Modern research tools like high-performance computers and particle colliders are generating so much data, so quickly, that many scientists fear they will not be able to keep up with the deluge. Now, for the first time, Berkeley researchers have designed strategies for extracting interesting data from massive scientific datasets, and queried 32 terabytes of a trillion particle dataset in three seconds.
"These instruments are capable of answering some of our most fundamental scientific questions, but it is all for nothing if we can't get a handle on the data and make sense of it," said Surendra Byna of the Lawrence Berkeley National Laboratory's (Berkeley Lab's) Computational Research Division (CRD).
That's why researchers from Berkeley Lab's CRD, the University of California, San Diego (UCSD), Los Alamos National Laboratory, Tsinghua University, and Brown University teamed up to develop software strategies for storing, mining, and analyzing massive datasets - specifically, for data generated by a state-of-the-art plasma physics code called VPIC.
When the team ran VPIC on the Department of Energy's National Energy Research Scientific Computing Center's (NERSC's) Cray XE6 'Hopper' high-performance computer, they generated a 3D dataset of a trillion particles to better understand magnetic reconnection in particles. Magnetic reconnection is a physical process where magnetic topology is rearranged, and magnetic energy is converted into kinetic energy, thermal energy, and particle acceleration.
VPIC simulated the process in thousands of time-steps, periodically writing a 32 terabyte file - which is five times more than the world's largest library, the US Library of Congress - to disk at specified times. Each time-step was a frame in the bigger simulation.
Every 32 terabyte file was written to disk in about 20 minutes, at a sustained rate of 27 gigabytes per second. By applying an enhanced version of FastQuery, an information query language for large and complex data, they indexed this massive dataset in about 10 minutes, and then queried it in three seconds for interesting features to visualize.
Trillions of particles require exascale computing
According to Homa Karimabadi, who leads the space physics group at UCSD, one of the major unsolved mysteries in magnetic reconnection is the conditions and details of how energetic particles are generated. Until recently, the closest that anybody had come to studying this was by looking at 2D simulations.
"To answer these questions we need to take into full account additional effects such as flux-rope interactions and resulting turbulence that occur in 3D simulations," Karimabadi said. "But, as we add another dimension, the number of particles in our simulations grows from billions to trillions. And it is impossible to pull up a trillion-particle dataset on your computer screen."
To address these challenges, Karimabadi joined forces with the ExaHDF5 team, a DOE funded collaboration to develop high-performance computation input and output, and analysis strategies for future exascale computers.
A scalable storage approach for a successful search
According to Byna, VPIC models magnetic reconnection by breaking down the 'big picture' into pieces, each of which are assigned, using a Message Passing Interface (MPI), to a group of processors to compute.

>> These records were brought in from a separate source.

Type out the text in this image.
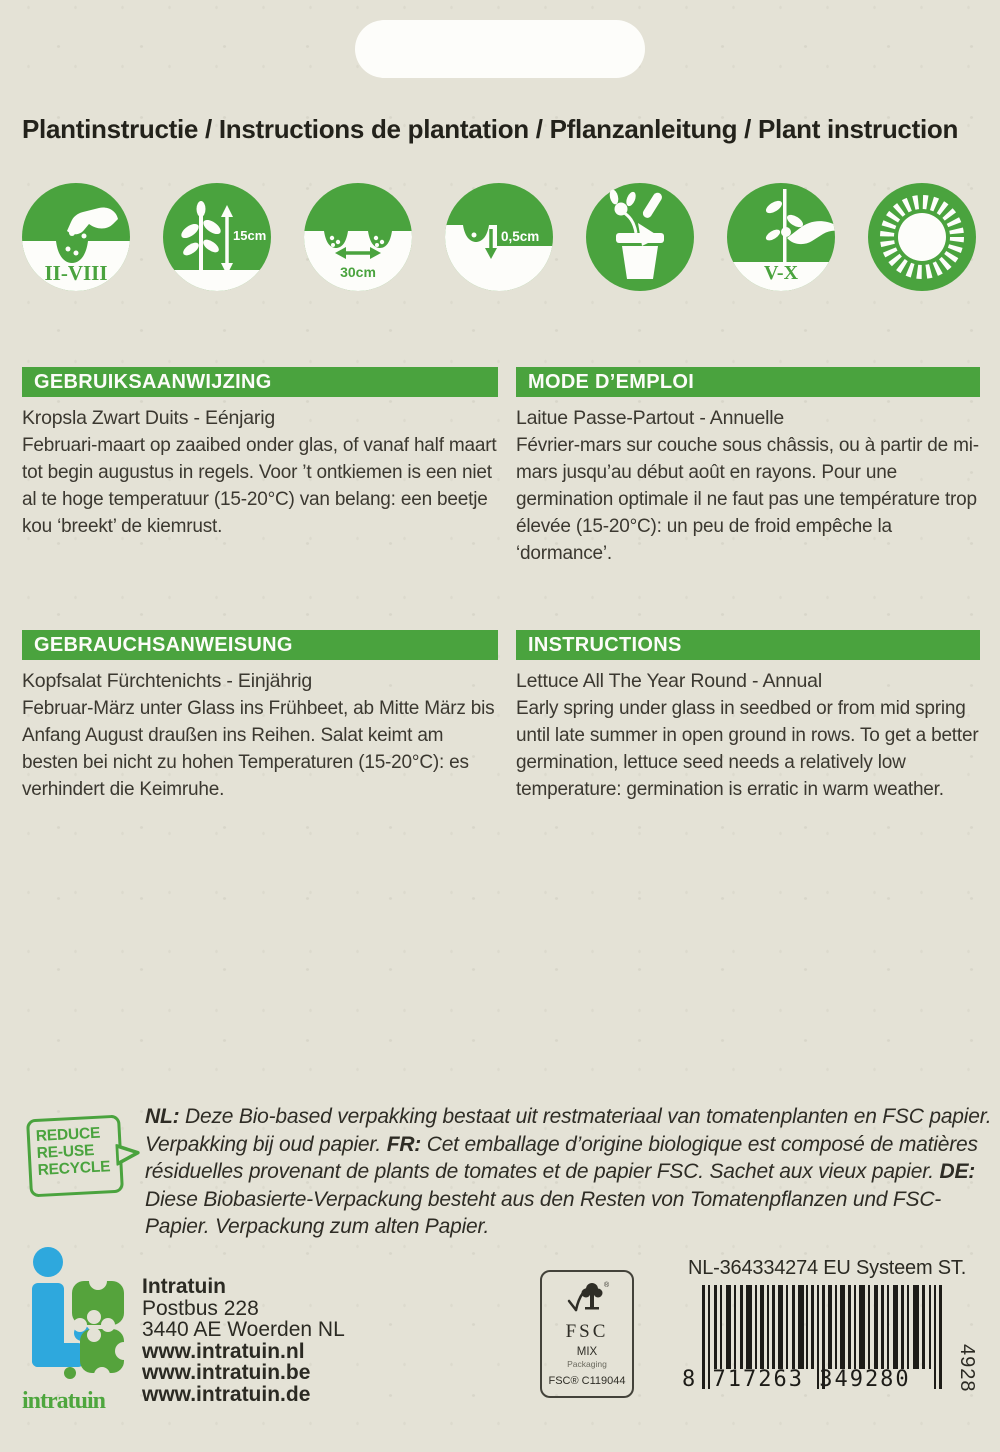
Plantinstructie / Instructions de plantation / Pflanzanleitung / Plant instruction
II-VIII
15cm
30cm
0,5cm
V-X
GEBRUIKSAANWIJZING
Kropsla Zwart Duits - Eénjarig
Februari-maart op zaaibed onder glas, of vanaf half maart tot begin augustus in regels. Voor ’t ontkiemen is een niet al te hoge temperatuur (15-20°C) van belang: een beetje kou ‘breekt’ de kiemrust.
MODE D’EMPLOI
Laitue Passe-Partout - Annuelle
Février-mars sur couche sous châssis, ou à partir de mi-mars jusqu’au début août en rayons. Pour une germination optimale il ne faut pas une température trop élevée (15-20°C): un peu de froid empêche la ‘dormance’.
GEBRAUCHSANWEISUNG
Kopfsalat Fürchtenichts - Einjährig
Februar-März unter Glass ins Frühbeet, ab Mitte März bis Anfang August draußen ins Reihen. Salat keimt am besten bei nicht zu hohen Temperaturen (15-20°C): es verhindert die Keimruhe.
INSTRUCTIONS
Lettuce All The Year Round - Annual
Early spring under glass in seedbed or from mid spring until late summer in open ground in rows. To get a better germination, lettuce seed needs a relatively low temperature: germination is erratic in warm weather.
REDUCE
RE-USE
RECYCLE
NL: Deze Bio-based verpakking bestaat uit restmateriaal van tomatenplanten en FSC papier. Verpakking bij oud papier. FR: Cet emballage d’origine biologique est composé de matières résiduelles provenant de plants de tomates et de papier FSC. Sachet aux vieux papier. DE: Diese Biobasierte-Verpackung besteht aus den Resten von Tomatenpflanzen und FSC-Papier. Verpackung zum alten Papier.
intratuin
Intratuin
Postbus 228
3440 AE Woerden NL
www.intratuin.nl
www.intratuin.be
www.intratuin.de
®
FSC
MIX
Packaging
FSC® C119044
NL-364334274 EU Systeem ST.
8 717263 349280 4928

In the original implementation of VPIC, each MPI domain generates a binary file once it finishes processing its piece. One major limitation to this approach is that the number of files generated for large simulations become unwieldy. The team's largest VPIC run contained about 20,000 MPI domains - 20,000 binary files per time-step.
"It takes a really long time to perform a simple Linux search of a 20,000-file directory. Ultimately, these limitations become a bottleneck to scientific analysis and discovery," Byna said.

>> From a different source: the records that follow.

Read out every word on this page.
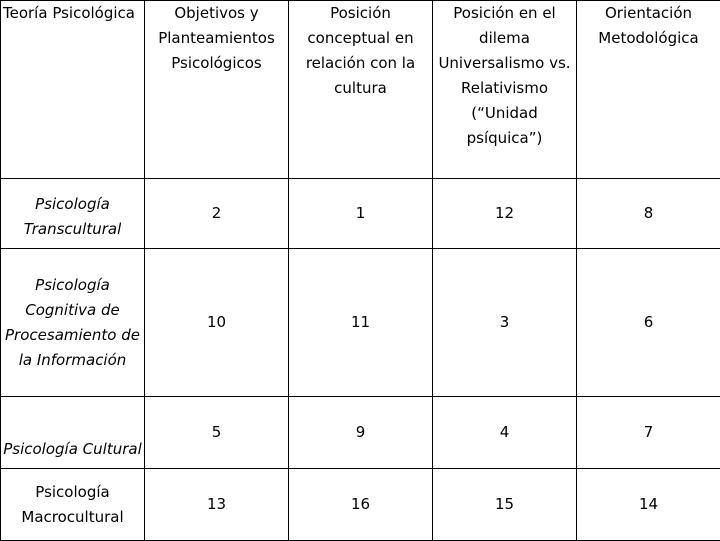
Teoría Psicológica	Objetivos y Planteamientos Psicológicos	Posición conceptual en relación con la cultura	Posición en el dilema Universalismo vs. Relativismo (“Unidad psíquica”)	Orientación Metodológica
Psicología Transcultural	2	1	12	8
Psicología Cognitiva de Procesamiento de la Información	10	11	3	6
Psicología Cultural	5	9	4	7
Psicología Macrocultural	13	16	15	14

By incorporating a high-performance parallel data interface to HDF5, called H5Part code, into the VPIC codebase, the team overcame all of challenges. This modification creates one shared HDF5 file per time-step, instead of 20,000 independent binary files. Because most visualization tools use HDF5 files, this eliminates the need to re-format the data.
Data mining made easier with FastQuery
Once the information had been stored, the next challenge was making sense of it. On this front, team members implemented an enhanced version of FastQuery. Using this tool, they indexed the 32 terabyte dataset in about 10 minutes, and queried it in three seconds. This was the first time a trillion-particle dataset had been queried this quickly.
The team accelerated FastQuery's capabilities by implementing a hierarchical load-balancing strategy. Because FastQuery is built on FastBit indexing technology, researchers can search their data based on an arbitrary range of conditions that are defined by available data values. This means researchers can search a trillion particle dataset and sift out electrons by their energy values.
This capability also helps with visualization. Because most computer displays contain only a few million pixels, it's impossible to render a dataset with trillions of particles. Now, researchers can use FastQuery to identify particles of interest to render.
Karimabadi said, "Although our VPIC runs typically generate two types of data - grid and particle - we never did a whole lot with the particle data because it was really hard to extract information from a trillion particle dataset."
A version of this story first appeared on Berkeley Lab's Computational Research Division website.